Элла с раннего детства знала, что станет звездой.
– Звездочка моя, – шептала бабушка, расчесывая ее темные кудри.
– Эх, Люся, дали мы с тобой маху, – сокрушался отец в разговоре с мамой, – надо было ее не Эллой назвать, а Стеллой. Стелла – звезда!
И только вторая бабушка, мамина мама, возмущенно пыхтя папироской, ерошила внучке волосы и шептала:
– Элка, держись, не давайся, они тебя изуродуют на фиг!
– Дядя Лева подарил мне скрипку, – испуганно сказала ей внучка.
– Ай боженька, что идиоты делают! У тебя же нет слуха! Лучше я научу тебя шить, всегда кусок хлеба будет, а скрипка без слуха – чистое горе!
Но мамина мама не имела в семье веса, она считалась легкомысленной, и Элле даже иногда казалось, что мама немного стесняется ее. Евгения Вениаминовна жила отдельно, на Шестнадцатой станции Большого Фонтана, в маленьком домике, который стоял в маленьком садике. А у папиной мамы была квартира на Пушкинской и дача в Аркадии. Папину маму звали Антонина Сократовна, ее предки были греками.
А вот дедушки у Эллы не было, ни одного. Но у бабушки Жени был сосед, бывший капитан китобойной флотилии, высоченный, представительный мужчина с седыми усами и вечной трубкой в зубах, который не выговаривал букву «л».
– Эвва, вови! – кричал он, когда Элла появлялась в бабушкином саду, и кидал ей через забор шоколадную бомбу, завернутую в золотую бумажку. Это был роскошный подарок! Под толстым слоем твердого шоколада был тонкий слой вафель, а внутри нежнейшая шоколадная начинка. Официально бомбы назывались «Печенье «Мечта». Но никогда и нигде его нельзя было купить, и даже Эллин отец, человек, занимавший немалый пост в Одесском пароходстве и приносивший домой заказы с дефицитом, не знал, где берут шоколадные бомбы.

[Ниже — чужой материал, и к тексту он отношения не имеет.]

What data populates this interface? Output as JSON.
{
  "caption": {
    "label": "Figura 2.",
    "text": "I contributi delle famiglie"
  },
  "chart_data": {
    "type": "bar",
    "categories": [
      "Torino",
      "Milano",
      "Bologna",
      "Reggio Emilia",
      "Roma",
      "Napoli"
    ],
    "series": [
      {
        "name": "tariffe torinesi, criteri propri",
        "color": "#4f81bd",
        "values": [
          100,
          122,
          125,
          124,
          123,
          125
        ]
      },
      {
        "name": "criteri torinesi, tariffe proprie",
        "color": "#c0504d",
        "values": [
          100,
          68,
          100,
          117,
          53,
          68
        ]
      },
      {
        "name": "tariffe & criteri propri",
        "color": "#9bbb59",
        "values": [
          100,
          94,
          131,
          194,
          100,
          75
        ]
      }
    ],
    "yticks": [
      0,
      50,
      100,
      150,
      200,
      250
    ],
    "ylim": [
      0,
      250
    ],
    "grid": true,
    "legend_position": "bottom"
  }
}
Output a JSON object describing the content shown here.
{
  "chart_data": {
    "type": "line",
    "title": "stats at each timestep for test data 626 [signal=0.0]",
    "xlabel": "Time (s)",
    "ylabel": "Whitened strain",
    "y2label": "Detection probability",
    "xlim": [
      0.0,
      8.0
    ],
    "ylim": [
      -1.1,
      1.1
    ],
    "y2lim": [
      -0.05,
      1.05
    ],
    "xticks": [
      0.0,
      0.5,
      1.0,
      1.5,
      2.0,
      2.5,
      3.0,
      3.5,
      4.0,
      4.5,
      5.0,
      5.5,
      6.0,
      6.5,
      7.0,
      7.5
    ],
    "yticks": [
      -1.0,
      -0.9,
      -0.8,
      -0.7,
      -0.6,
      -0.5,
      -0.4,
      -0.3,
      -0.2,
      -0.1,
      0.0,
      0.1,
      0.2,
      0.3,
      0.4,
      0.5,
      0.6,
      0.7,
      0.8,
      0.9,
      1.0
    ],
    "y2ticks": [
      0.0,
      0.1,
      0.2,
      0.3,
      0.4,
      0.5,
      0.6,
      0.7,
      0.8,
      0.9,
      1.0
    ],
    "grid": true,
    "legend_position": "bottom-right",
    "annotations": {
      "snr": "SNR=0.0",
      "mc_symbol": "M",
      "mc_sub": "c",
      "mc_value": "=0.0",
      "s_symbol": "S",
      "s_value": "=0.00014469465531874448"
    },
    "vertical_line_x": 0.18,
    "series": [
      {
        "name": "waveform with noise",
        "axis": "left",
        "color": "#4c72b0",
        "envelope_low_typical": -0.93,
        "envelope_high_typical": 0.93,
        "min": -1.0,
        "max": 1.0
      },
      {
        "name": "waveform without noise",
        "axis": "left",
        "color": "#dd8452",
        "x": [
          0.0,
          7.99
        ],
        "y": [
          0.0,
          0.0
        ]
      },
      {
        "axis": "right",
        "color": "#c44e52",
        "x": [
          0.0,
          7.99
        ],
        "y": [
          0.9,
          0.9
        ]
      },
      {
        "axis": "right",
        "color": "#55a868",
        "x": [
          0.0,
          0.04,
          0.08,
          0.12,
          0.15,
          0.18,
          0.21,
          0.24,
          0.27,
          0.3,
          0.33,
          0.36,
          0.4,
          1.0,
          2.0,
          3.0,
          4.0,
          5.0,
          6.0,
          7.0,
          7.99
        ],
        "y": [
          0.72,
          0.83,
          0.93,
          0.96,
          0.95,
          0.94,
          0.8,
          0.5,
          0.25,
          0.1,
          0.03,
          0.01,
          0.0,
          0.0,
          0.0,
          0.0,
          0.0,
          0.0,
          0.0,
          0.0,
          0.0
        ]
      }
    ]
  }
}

Это было фантастически вкусно, и ничего подобного она нигде и никогда не пробовала, даже став взрослой и живя в Москве.
В Одессе был культ еды. Как готовила бабушка Евгения Вениаминовна! И мама! Правда, бабушка Антонина Сократовна готовить не умела, она была партийным работником. Но лучше всех готовила соседка тетя Циля, зубной врач. И ее муж дядя Изя тоже здорово готовил. Ах, как Элла любила у них бывать, она там чувствовала себя куда лучше, чем дома, почти так же хорошо, как в саду у бабушки Жени. А дома ее все время заставляли играть на скрипке, которую она от всей души ненавидела. Бабушка Антонина Сократовна говорила, недобро прищурившись:
– Легкой жизни хочешь? Сперва надо попотеть еще!
Но Элла не хотела потеть, в Одессе летом и без скрипки можно так вспотеть! Элла надеялась, что в музыкальной школе, знаменитой школе имени Столярского, откуда вышла прорва знаменитых музыкантов, ее забракуют, но почему-то ее приняли. Дома по этому случаю устроили торжество, пригласили всех родственников, соседка тетя Циля испекла огромный торт со сметанным кремом, а дядя Изя преподнес Элле ее первый в жизни букет красных роз. Антонина Сократовна была недовольна.
– Изя, что ты делаешь? Девчонке не о розах надо думать, ей трудиться надо, вкалывать до седьмого пота, а розы – потом!
– Ничего подобного, женщине розы нужны всегда! – серьезно возразил дядя Изя.
– Она не женщина, а сопливая девчонка!
– Женщина всегда женщина, даже в пеленках, если, конечно, она настоящая женщина.